ADJUSTOR LICENSE: RECIPROCITY - H.B. 4620: FIRST ANALYSIS
House Bill 4620 (as reported without amendment)
Sponsor: Representative Martha Scott
House Committee: Insurance and Financial Affairs
Senate Committee: Financial Services
Date Completed: 2-28-00
RATIONALE
A public insurance adjustor is an authority on loss adjustments who can assist in preparing, filing, and adjusting insurance claims due to fire, water, wind, explosion, vandalism, and any other insured losses that are sustained. Public insurance adjusters represent commercial businesses, financial institutions, professional firms, homeowners, and the general insuring public. According to the National Association of Public Insurance Adjusters, the typical fire policy contains hundreds of updated, detailed, and complex provisions and stipulations about requirements in case of loss. Public insurance adjusters are exclusively employed by the policyholder, who must bear the burden of proving damages.
Public insurance adjusters are licensed by the Insurance Commissioner. Currently, the Insurance Commissioner may not issue a new license or accept an annual license fee continuing a current license to a person residing in a state that denies a comparable license to a Michigan resident solely because of residency. Ohio is the only state that still continues to have a residency requirement in its licensure statute. Apparently, a problem occurred when adjustors residing in Indiana but representing an adjusting firm wholly owned and controlled by an Ohio resident, sought Michigan public adjustor licenses. (For more detail, please see BACKGROUND.) Some people believe that reciprocity also should be based on the state of the owner, incorporator, shareholder, or director of the adjusting firm.
CONTENT
The bill would amend the Insurance Code to prohibit the Insurance Commissioner from issuing a new adjuster's license or accepting an annual license fee continuing a current license to a person who was employed either directly or indirectly by an adjuster that was a resident of a state, or by an adjuster's business that had a majority of shareholders, members, officers, directors, or owners who were residents of a state, that denied a comparable license to a resident of this State solely because of residency. An affidavit from an applicant establishing compliance with this provision could be relied on by the Commissioner to show compliance.
MCL 500.1224
BACKGROUND
The State of Ohio has a residency requirement stating that no license will be issued or renewed to an applicant who is not a resident of Ohio.
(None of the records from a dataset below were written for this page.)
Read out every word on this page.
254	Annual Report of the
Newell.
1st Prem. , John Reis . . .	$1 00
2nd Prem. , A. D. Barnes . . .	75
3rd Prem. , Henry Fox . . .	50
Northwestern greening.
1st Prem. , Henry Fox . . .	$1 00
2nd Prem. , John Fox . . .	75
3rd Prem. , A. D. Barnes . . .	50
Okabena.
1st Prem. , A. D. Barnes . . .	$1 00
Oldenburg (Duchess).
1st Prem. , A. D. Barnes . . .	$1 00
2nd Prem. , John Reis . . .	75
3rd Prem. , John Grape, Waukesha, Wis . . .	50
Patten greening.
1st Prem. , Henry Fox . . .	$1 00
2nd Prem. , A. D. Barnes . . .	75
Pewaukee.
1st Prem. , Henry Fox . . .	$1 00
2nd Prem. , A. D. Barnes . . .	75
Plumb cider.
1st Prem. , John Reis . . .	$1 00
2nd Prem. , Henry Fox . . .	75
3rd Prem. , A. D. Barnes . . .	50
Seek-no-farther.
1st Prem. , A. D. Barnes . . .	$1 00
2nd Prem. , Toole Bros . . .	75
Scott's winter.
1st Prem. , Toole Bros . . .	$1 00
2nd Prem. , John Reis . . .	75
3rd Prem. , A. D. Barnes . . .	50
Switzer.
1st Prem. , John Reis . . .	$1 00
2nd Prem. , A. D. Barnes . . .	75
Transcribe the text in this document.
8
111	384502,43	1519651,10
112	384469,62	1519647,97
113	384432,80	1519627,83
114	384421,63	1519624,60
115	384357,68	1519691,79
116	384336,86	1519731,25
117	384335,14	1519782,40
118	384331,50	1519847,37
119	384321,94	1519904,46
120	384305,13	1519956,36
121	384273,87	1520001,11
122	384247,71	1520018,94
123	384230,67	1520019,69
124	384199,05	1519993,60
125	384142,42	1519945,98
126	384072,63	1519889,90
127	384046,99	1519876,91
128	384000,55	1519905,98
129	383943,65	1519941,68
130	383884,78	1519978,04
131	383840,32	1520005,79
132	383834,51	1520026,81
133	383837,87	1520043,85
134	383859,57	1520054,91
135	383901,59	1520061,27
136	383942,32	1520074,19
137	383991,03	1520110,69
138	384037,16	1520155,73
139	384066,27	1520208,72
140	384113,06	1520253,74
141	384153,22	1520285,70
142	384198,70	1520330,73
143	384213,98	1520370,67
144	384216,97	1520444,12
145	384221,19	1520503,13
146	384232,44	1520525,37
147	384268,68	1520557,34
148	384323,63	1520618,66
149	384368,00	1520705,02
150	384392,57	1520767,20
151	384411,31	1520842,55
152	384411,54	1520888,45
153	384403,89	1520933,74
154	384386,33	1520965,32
After Michigan residents incorporated in Ohio but were unable to obtain Ohio licensure either individually or as a corporation, Michigan amended its licensure statute in 1978 to deny licenses to applicants who reside in a state that would deny a license solely because of residency. Sill-Indiana is an adjusting firm that operates and employs adjustors residing in Indiana, which has reciprocity with Michigan. Sill-Indiana, however, is an affiliate of Sill-Ohio, an adjusting firm in Ohio, and is entirely owned, incorporated, directed, and controlled by Robert Sill, an Ohio resident. In 1992, Sill-Indiana adjustors were granted licenses to practice in Michigan but the licenses were revoked by the Insurance Commissioner in 1996 after a hearing in which the National Association of Public Insurance Adjustors argued that Sill-Ohio was avoiding the legislative intent of the Michigan licensure law simply by incorporating a Sill corporation in a neighboring state without a residency requirement. A stay of revocation was filed while the decision was on appeal, and in 1997 the circuit court reversed the Insurance Commissioner's decision. In August 1999, the Michigan Court of Appeals reversed the circuit court and found that the Insurance Commissioner's interpretation of the Michigan licensure statute was "sufficiently reasonable" (O'Connor, et. al. v Consumer and Industry Services, et. al., 236 Mich App 665). The Insurance Commissioner had found that Robert Sill, the Ohio resident and owner of Sill-Indiana, was not entitled to achieve "the authority of a license through the Indiana corporation that he owns". The Insurance Commissioner reasoned that if the Sill-Indiana adjustors were permitted to have licenses to work in Michigan, Sill-Ohio would be able to adjust claims in Michigan through its employees, even though Sill-Ohio itself was prohibited from doing so.
ARGUMENTS
(Please note: The arguments contained in this analysis originate from sources outside the Senate Fiscal Agency. The Senate Fiscal Agency neither supports nor opposes legislation.)
Supporting Argument
The bill would close a loophole that allowed an Ohio company to overcome the barrier set up to prevent its adjustors from being licensed in Michigan by using an Indiana affiliate and employing Indiana residents. By codifying the Court of Appeals holding in O'Connor, the bill would expand the reciprocity law to require fair competition among all public adjustors.
- Legislative Analyst: N. Nagata
FISCAL IMPACT
According to the Insurance Bureau, there is no fiscal information available.
- Fiscal Analyst: M. TyszkiewiczH9900\s4620a
This analysis was prepared by nonpartisan Senate staff for use by the Senate in its deliberations and does not constitute an official statement of legislative intent.